By lap 16, Vettel had made his pit stop up and came roaring past Hamilton and not far behind, Rosberg was being chased by Lewis, signalling the end of his first stint the following lap. As Räikkönen emerged on the supers, Hamilton rocked out on a pair of mediums, clearly going for one stop until the following lap when Alonso decided to do his best Martin Brundle impersonation.
After starting up the inside heading toward T3 Fernando switched to the outside and clipped the left rear of Gutiérrez, who braked earlier than usual, possibly expecting Alonso to continue up the inside. The impact sent Alonso hurtling into the air and deep into the T3 gravel, his shattered car coming to rest up against the wall as Gutiérrez spun into the gravel behind him. The Safety Car was dispatched immediately followed rapidly by the red flag, effectively ruining Ferrari’s race. On the other hand, it absolutely made Grosjean’s race, since the Frenchman had yet to pit when the race was red flagged, in effect gifting him a free pit stop. With a fresh set of mediums he would rock on to P6 and an excellent debut finish for Haas. Hamilton, too, benefited from the red flag as it erased his deficit to the leaders, though it also stuck him behind not one, but two Toro Rossos.
In a fascinating development, Mercedes elected to keep Lewis on the medium tyre whilst Ferrari went for supers. At the race restart it looked to be advantage Ferrari as they began to pull away, but it was insubstantial, as Vettel was unable to pull a large enough gap to manage the extra pit stop. Compounding the savage turn of luck for the Scuderia, Räikkönen suddenly radioed in something was broken on his car and rolled into the pitlane with smoke pouring from his PU. By the time he climbed out of the cockpit, there was a full on flambé happening behind him with the air inlet breathing fire.
Meanwhile, the Toro Rossos on the softs were making it impossible for Lewis to get by on his mediums, though there was no lack of trying on Hamilton’s part.

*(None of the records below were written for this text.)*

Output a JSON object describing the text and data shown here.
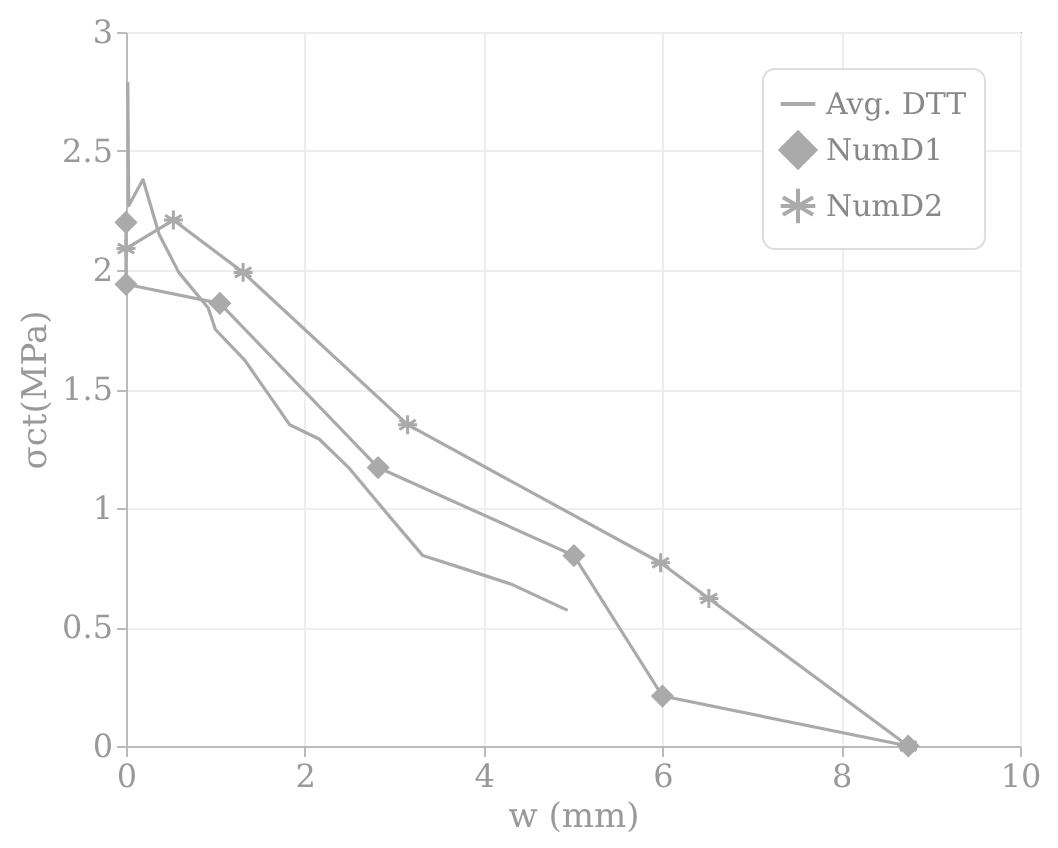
{
  "chart_data": {
    "type": "line",
    "xlabel": "w (mm)",
    "ylabel": "σct(MPa)",
    "xlim": [
      0,
      10
    ],
    "ylim": [
      0,
      3
    ],
    "xticks": [
      0,
      2,
      4,
      6,
      8,
      10
    ],
    "yticks": [
      0,
      0.5,
      1,
      1.5,
      2,
      2.5,
      3
    ],
    "grid": true,
    "legend": "top right",
    "series": [
      {
        "name": "Avg. DTT",
        "color": "#aaaaaa",
        "marker": "none",
        "x": [
          0.02,
          0.03,
          0.19,
          0.37,
          0.59,
          0.92,
          1.0,
          1.33,
          1.83,
          2.16,
          2.49,
          2.98,
          3.32,
          3.82,
          4.31,
          4.94
        ],
        "values": [
          2.79,
          2.27,
          2.38,
          2.15,
          1.99,
          1.84,
          1.75,
          1.62,
          1.35,
          1.29,
          1.17,
          0.95,
          0.8,
          0.74,
          0.68,
          0.57
        ]
      },
      {
        "name": "NumD1",
        "color": "#aaaaaa",
        "marker": "diamond",
        "x": [
          0,
          0,
          1.05,
          2.82,
          5.01,
          6.0,
          8.75
        ],
        "values": [
          2.2,
          1.94,
          1.86,
          1.17,
          0.8,
          0.21,
          0
        ]
      },
      {
        "name": "NumD2",
        "color": "#aaaaaa",
        "marker": "cross",
        "x": [
          0,
          0.53,
          1.31,
          3.15,
          5.98,
          6.52,
          8.75
        ],
        "values": [
          2.09,
          2.21,
          1.99,
          1.35,
          0.77,
          0.62,
          0
        ]
      }
    ]
  }
}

Finally, on lap 32 Sainz bailed for fresh tyres, releasing Hamilton and the ire of Verstappen, who felt that Sainz stole his pit stop. Coming in the following lap, the Dutchman would go on to moan bitterly that he should be allowed through as he was faster than his teammate once Sainz became stuck behind the queue forming up behind the Haas of Grosjean, now running in P6 thanks to the Toro Rosso’s pitting. But before they got to the Frenchman, Sainz would first have to clear the excellent driving Jolyon Palmer, who mounted a magnificent defense. This thoroughly enraged Verstappen, who felt that Sainz should make way for him so Max could have a go at the Briton, and he expressed himself in the most colourful language when he was encouraged to pass anyone he could, but without the assistance of the team management.

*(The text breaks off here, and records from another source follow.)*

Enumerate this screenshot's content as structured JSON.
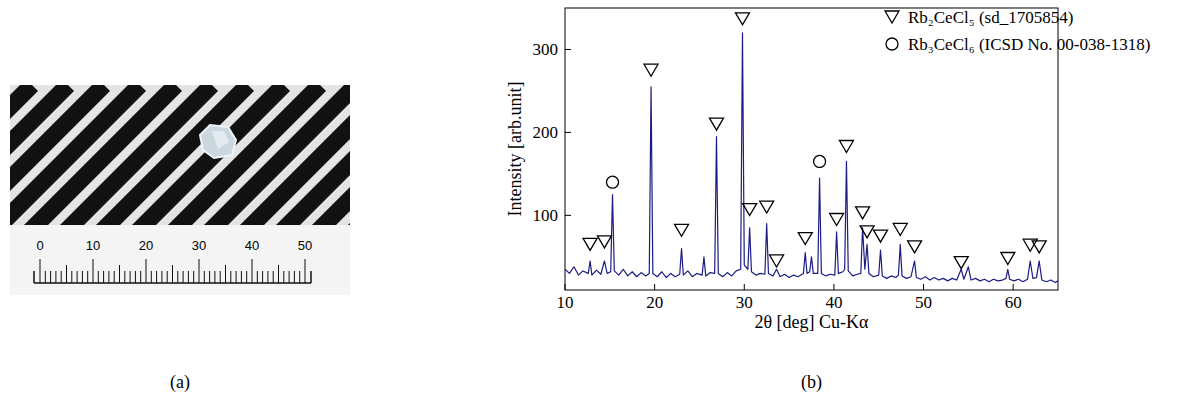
{
  "panel_labels": [
    "(a)",
    "(b)"
  ],
  "photo": {
    "ruler_labels": [
      0,
      10,
      20,
      30,
      40,
      50
    ]
  },
  "chart_data": {
    "type": "line",
    "x_label": "2θ [deg] Cu-Kα",
    "y_label": "Intensity [arb.unit]",
    "xlim": [
      10,
      65
    ],
    "xticks": [
      10,
      20,
      30,
      40,
      50,
      60
    ],
    "ylim": [
      10,
      350
    ],
    "yticks": [
      100,
      200,
      300
    ],
    "grid": false,
    "legend": "upper right",
    "series": [
      {
        "type": "line",
        "color": "#1c1c84",
        "line_style": "solid",
        "x": [
          10.0,
          10.5,
          11.0,
          11.5,
          12.0,
          12.6,
          12.8,
          13.0,
          13.5,
          14.0,
          14.4,
          14.7,
          15.1,
          15.3,
          15.5,
          16.0,
          16.5,
          17.0,
          17.5,
          18.0,
          18.5,
          19.0,
          19.4,
          19.6,
          19.8,
          20.3,
          20.8,
          21.3,
          21.8,
          22.3,
          22.8,
          23.0,
          23.2,
          23.7,
          24.2,
          24.7,
          25.3,
          25.5,
          25.7,
          26.2,
          26.7,
          26.9,
          27.1,
          27.6,
          28.1,
          28.6,
          29.1,
          29.6,
          29.8,
          30.0,
          30.4,
          30.6,
          30.8,
          31.3,
          31.8,
          32.3,
          32.5,
          32.7,
          33.2,
          33.6,
          34.0,
          34.5,
          35.0,
          35.5,
          36.0,
          36.6,
          36.8,
          37.0,
          37.3,
          37.5,
          37.7,
          38.2,
          38.4,
          38.6,
          39.1,
          39.6,
          40.1,
          40.3,
          40.5,
          41.0,
          41.2,
          41.4,
          41.6,
          42.1,
          42.6,
          43.0,
          43.2,
          43.45,
          43.7,
          43.9,
          44.4,
          45.0,
          45.2,
          45.4,
          45.9,
          46.4,
          46.9,
          47.2,
          47.4,
          47.6,
          48.1,
          48.6,
          49.0,
          49.2,
          49.7,
          50.2,
          50.7,
          51.2,
          51.7,
          52.2,
          52.7,
          53.2,
          53.7,
          54.2,
          54.5,
          55.0,
          55.3,
          55.8,
          56.3,
          56.8,
          57.3,
          57.8,
          58.3,
          58.8,
          59.2,
          59.4,
          59.6,
          60.1,
          60.6,
          61.1,
          61.6,
          61.9,
          62.2,
          62.6,
          62.9,
          63.2,
          63.7,
          64.2,
          64.7,
          65.0
        ],
        "values": [
          35,
          30,
          38,
          28,
          33,
          30,
          45,
          28,
          34,
          29,
          45,
          30,
          32,
          125,
          33,
          28,
          35,
          27,
          32,
          26,
          31,
          27,
          30,
          255,
          30,
          26,
          32,
          25,
          30,
          26,
          29,
          60,
          28,
          33,
          26,
          30,
          28,
          50,
          27,
          31,
          30,
          195,
          30,
          26,
          31,
          27,
          33,
          35,
          320,
          40,
          35,
          85,
          32,
          28,
          30,
          29,
          90,
          30,
          27,
          35,
          26,
          29,
          25,
          28,
          26,
          30,
          55,
          30,
          32,
          50,
          30,
          30,
          145,
          30,
          27,
          29,
          28,
          80,
          30,
          32,
          35,
          165,
          33,
          27,
          29,
          30,
          85,
          35,
          65,
          30,
          26,
          28,
          58,
          27,
          24,
          27,
          25,
          28,
          65,
          27,
          24,
          26,
          45,
          25,
          23,
          26,
          22,
          25,
          22,
          24,
          21,
          24,
          22,
          35,
          23,
          38,
          22,
          24,
          21,
          23,
          20,
          23,
          21,
          22,
          24,
          35,
          23,
          21,
          23,
          20,
          23,
          45,
          24,
          25,
          45,
          22,
          20,
          22,
          19,
          21
        ]
      },
      {
        "name": "Rb₂CeCl₅ (sd_1705854)",
        "type": "scatter",
        "marker": "triangle-down",
        "color": "#000000",
        "x": [
          12.8,
          14.4,
          19.6,
          23.0,
          26.9,
          29.8,
          30.6,
          32.5,
          33.6,
          36.8,
          40.3,
          41.4,
          43.2,
          43.7,
          45.2,
          47.4,
          49.0,
          54.2,
          59.4,
          61.9,
          62.9
        ],
        "values": [
          65,
          68,
          275,
          82,
          210,
          337,
          107,
          110,
          45,
          72,
          95,
          183,
          103,
          80,
          75,
          83,
          62,
          43,
          48,
          64,
          62
        ]
      },
      {
        "name": "Rb₃CeCl₆ (ICSD No. 00-038-1318)",
        "type": "scatter",
        "marker": "circle",
        "color": "#000000",
        "x": [
          15.3,
          38.4
        ],
        "values": [
          140,
          165
        ]
      }
    ]
  }
}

As the race progressed, Verstappen became increasingly unhinged, finally punting into Sainz and losing some bits of bodywork followed by a spin into the penultimate corner, thus putting an end to the increasingly fraught teammate battle.

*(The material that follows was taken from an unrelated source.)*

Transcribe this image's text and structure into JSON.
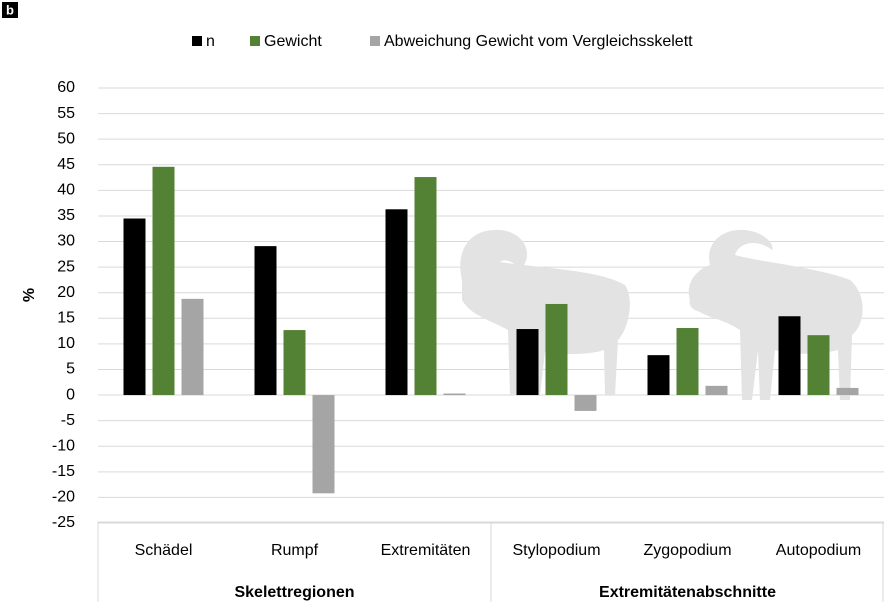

At the front Lewis continued working his way up to Ricciardo and managed after a bit of effort to get by him just before the Aussie made a stop to ditch his dying softs. But even as Hamilton got by, Vettel was making even greater progress and by lap 50 he was within 2.5s, a gap which Lewis singlehandedly erased with a mistake on lap 52, allowing Vettel within DRS range. The battle between the two champions continued all the way up to lap 56 when Vettel went wide and on the grass in the penultimate corner, and ended the drama.
Rosberg sailed home with nary a care, having run a long controlled race, followed by Hamilton and Vettel. Ricciardo and Massa rounded out the top 5. Congratulations to Haas currently P5 in the WCC but the real winner might be the new tyre regulations that allow the extra tyre option. Having that extra choice added a new dimension to the racing and it looks to be even more promising as the season progresses.